I keep leaning toward the notion that they function together as a process, but I may be bringing that to it from my personal bias.
... Or else you are mind-melding with Norman DeWitt, because I think that's his position too
Godfrey you've read DeWitt's chapter on anticipations? He has a very involved discussion of this functioning that I can't say I agree with 100% but makes a lot of sense and definitely ought to be part of your reading as you think about this
But in thinking of it in terms of a process, the prolepses or feelings aren't activated without a stimulus.
I think that is probably correct too. That steps us closer toward the subject that none of us (to my knowledge) have ever really dived into -- the "images" which are distinct and not received through the sight - which seem to be a MUCH more important part of all these processes than most people talk about much nowadays. Don't let me get us off too far on that tangent, but in the context of when stimuli are involved, remember this passage from Cicero to Cassius:
QuoteFor it somehow happens, that whenever I write anything to you, you seem to be at my very elbow; and that, not by way of visions of images, as your new friends term them, who believe that even mental visions are conjured up by what Catius calls spectres (for let me remind you that Catius the Insubrian, an Epicurean, who died lately, gives the name of spectres to what the famous Gargettian [Epicurus], and long before that Democritus, called images).

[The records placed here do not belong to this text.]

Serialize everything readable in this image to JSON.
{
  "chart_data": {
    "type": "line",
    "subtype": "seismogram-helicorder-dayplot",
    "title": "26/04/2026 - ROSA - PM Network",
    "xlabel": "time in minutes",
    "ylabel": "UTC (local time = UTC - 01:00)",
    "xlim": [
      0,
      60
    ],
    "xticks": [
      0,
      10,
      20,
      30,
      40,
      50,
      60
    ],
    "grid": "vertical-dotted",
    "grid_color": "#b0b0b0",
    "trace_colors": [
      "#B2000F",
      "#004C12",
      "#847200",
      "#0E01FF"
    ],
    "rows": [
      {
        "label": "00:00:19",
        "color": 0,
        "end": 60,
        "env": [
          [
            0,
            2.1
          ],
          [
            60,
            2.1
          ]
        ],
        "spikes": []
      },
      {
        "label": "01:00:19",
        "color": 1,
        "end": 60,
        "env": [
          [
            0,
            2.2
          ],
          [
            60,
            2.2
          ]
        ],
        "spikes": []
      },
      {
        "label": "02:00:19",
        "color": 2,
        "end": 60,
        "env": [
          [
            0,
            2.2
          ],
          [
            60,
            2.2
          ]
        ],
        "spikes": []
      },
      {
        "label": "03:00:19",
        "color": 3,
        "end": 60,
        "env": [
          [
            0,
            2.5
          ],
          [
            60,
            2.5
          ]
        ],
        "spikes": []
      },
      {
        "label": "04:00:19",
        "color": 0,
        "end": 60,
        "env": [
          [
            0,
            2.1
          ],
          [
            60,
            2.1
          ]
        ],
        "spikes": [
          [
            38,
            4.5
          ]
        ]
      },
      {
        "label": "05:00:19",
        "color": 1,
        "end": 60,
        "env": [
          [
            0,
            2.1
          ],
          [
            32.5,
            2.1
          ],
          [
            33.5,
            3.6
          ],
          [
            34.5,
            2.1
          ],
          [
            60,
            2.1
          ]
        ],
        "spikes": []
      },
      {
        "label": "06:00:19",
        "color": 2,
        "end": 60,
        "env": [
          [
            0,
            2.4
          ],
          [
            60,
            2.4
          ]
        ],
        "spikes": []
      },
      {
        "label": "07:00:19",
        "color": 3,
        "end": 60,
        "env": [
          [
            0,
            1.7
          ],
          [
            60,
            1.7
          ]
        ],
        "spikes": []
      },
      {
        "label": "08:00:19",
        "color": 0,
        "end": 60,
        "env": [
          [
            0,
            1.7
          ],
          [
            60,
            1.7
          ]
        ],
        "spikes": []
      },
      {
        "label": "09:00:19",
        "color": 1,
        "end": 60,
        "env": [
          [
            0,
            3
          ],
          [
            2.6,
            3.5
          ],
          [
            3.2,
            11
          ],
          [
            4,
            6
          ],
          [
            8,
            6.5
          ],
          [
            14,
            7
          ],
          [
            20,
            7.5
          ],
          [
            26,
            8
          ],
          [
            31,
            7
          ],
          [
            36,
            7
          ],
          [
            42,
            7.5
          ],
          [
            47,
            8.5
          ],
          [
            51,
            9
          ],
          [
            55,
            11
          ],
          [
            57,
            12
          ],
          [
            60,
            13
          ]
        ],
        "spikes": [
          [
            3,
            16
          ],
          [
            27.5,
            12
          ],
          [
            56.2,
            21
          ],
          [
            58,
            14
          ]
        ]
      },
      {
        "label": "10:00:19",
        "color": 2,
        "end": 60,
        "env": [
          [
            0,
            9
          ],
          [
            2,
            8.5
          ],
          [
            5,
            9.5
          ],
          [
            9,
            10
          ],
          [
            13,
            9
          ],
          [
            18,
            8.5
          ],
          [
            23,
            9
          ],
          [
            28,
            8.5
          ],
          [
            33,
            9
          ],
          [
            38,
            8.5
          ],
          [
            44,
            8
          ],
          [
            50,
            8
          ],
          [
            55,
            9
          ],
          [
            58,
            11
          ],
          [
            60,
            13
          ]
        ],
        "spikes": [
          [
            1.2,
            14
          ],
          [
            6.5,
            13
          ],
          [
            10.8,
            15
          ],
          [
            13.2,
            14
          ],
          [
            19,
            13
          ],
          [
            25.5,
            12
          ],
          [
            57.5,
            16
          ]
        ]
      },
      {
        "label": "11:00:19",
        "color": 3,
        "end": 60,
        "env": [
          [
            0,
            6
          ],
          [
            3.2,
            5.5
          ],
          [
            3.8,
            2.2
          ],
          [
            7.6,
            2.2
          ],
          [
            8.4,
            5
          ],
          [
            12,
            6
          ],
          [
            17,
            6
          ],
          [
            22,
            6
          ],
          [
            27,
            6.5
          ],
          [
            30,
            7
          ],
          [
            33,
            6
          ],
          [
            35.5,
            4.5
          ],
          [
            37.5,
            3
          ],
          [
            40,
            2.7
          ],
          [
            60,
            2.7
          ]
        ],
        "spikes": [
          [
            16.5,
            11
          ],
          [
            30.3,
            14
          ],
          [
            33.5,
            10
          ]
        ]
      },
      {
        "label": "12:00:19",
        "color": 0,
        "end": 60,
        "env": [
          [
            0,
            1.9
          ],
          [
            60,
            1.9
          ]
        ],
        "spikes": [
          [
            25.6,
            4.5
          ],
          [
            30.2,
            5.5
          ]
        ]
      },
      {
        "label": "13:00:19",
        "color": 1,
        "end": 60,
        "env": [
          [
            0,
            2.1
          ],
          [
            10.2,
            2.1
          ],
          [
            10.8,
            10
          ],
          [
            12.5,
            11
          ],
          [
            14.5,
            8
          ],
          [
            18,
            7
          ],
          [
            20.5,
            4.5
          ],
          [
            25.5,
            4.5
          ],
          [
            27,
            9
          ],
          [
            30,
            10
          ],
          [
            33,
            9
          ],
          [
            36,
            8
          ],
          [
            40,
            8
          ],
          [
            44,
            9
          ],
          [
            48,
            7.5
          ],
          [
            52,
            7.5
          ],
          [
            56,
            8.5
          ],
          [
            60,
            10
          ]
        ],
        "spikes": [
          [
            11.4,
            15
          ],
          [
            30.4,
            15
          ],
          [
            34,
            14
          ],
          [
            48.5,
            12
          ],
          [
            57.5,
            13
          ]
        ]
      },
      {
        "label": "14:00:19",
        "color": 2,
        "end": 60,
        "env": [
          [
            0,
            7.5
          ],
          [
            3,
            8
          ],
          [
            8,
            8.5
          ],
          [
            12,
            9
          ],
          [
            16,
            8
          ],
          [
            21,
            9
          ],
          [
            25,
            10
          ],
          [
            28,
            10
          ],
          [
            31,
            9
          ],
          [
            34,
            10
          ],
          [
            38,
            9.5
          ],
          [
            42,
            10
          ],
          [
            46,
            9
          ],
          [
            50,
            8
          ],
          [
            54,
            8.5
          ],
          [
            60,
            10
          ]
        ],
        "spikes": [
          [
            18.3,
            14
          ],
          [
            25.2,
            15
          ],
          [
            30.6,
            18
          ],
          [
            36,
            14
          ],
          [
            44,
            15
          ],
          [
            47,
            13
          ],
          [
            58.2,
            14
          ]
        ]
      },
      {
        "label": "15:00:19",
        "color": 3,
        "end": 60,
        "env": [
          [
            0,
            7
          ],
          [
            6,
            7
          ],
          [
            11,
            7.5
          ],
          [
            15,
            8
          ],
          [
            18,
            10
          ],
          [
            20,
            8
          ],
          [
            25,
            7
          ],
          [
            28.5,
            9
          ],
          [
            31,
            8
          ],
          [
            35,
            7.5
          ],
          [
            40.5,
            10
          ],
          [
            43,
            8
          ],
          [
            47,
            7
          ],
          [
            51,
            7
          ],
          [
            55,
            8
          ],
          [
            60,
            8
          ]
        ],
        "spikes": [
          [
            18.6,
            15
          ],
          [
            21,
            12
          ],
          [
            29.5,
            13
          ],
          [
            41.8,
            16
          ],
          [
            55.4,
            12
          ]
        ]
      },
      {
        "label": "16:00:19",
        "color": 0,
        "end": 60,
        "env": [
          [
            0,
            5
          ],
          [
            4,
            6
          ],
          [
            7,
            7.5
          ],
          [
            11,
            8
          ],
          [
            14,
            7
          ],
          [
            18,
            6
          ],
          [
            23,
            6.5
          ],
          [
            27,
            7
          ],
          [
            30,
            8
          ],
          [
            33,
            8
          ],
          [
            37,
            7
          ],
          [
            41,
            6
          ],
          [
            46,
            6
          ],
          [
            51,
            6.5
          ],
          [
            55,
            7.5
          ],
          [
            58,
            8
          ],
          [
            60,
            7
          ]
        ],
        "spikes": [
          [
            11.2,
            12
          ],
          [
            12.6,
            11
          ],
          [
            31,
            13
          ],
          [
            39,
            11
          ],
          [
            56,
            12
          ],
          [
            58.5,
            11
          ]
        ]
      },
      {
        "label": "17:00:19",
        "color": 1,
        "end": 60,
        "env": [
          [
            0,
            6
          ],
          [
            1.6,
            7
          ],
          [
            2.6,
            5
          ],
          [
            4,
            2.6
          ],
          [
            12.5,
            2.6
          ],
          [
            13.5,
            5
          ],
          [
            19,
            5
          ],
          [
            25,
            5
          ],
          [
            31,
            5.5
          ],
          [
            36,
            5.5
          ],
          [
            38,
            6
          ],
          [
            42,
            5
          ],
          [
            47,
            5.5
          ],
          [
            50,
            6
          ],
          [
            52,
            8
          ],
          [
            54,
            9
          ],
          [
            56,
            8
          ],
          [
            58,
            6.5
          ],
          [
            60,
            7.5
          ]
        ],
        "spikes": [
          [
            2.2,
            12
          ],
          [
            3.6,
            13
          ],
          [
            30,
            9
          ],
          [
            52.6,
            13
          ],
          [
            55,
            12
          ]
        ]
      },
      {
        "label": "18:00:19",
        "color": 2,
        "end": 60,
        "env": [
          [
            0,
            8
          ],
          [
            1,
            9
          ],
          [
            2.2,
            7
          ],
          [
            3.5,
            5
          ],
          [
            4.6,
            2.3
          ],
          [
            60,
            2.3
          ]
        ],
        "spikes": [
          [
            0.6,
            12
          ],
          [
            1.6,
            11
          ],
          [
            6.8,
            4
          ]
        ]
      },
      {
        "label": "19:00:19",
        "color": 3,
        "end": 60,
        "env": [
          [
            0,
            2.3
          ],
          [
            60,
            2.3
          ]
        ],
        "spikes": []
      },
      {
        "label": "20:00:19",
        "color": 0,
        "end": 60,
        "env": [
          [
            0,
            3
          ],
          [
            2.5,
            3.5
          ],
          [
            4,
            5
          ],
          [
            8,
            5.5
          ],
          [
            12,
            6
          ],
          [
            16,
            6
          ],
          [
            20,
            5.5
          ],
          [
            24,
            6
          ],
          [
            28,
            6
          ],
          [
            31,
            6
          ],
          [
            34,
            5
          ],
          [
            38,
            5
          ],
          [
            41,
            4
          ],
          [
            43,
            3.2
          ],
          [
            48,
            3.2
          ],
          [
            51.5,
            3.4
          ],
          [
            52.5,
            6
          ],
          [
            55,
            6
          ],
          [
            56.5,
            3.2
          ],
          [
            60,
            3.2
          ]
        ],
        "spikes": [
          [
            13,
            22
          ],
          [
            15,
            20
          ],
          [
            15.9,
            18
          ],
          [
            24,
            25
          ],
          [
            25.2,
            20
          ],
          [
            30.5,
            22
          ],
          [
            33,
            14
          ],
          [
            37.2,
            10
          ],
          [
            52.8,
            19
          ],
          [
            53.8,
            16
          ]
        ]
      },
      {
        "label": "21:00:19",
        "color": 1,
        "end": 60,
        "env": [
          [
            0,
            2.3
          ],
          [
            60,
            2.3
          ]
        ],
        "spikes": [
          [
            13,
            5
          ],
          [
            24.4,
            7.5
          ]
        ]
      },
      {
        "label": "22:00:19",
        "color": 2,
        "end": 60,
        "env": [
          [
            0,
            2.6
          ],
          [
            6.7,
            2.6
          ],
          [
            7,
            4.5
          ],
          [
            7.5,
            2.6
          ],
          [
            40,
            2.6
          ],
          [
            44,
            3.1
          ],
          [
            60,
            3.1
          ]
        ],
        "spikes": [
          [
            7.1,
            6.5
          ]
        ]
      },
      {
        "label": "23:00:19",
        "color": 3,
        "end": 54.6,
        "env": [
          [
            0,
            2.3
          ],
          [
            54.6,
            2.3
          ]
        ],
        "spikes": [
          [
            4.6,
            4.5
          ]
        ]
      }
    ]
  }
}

2 But, even supposing that the eye can be struck by these spectres because they run up against it quite of their own accord, how the mind can be so struck is more than I can see. It will be your duty to explain to me, when you arrive here safe and sound, whether the spectre of you is at my command to come up as soon as the whim has taken me to think about you - and not only about you, who always occupy my inmost heart, but suppose I begin thinking about the Isle of Britain, will the image of that wing its way to my consciousness?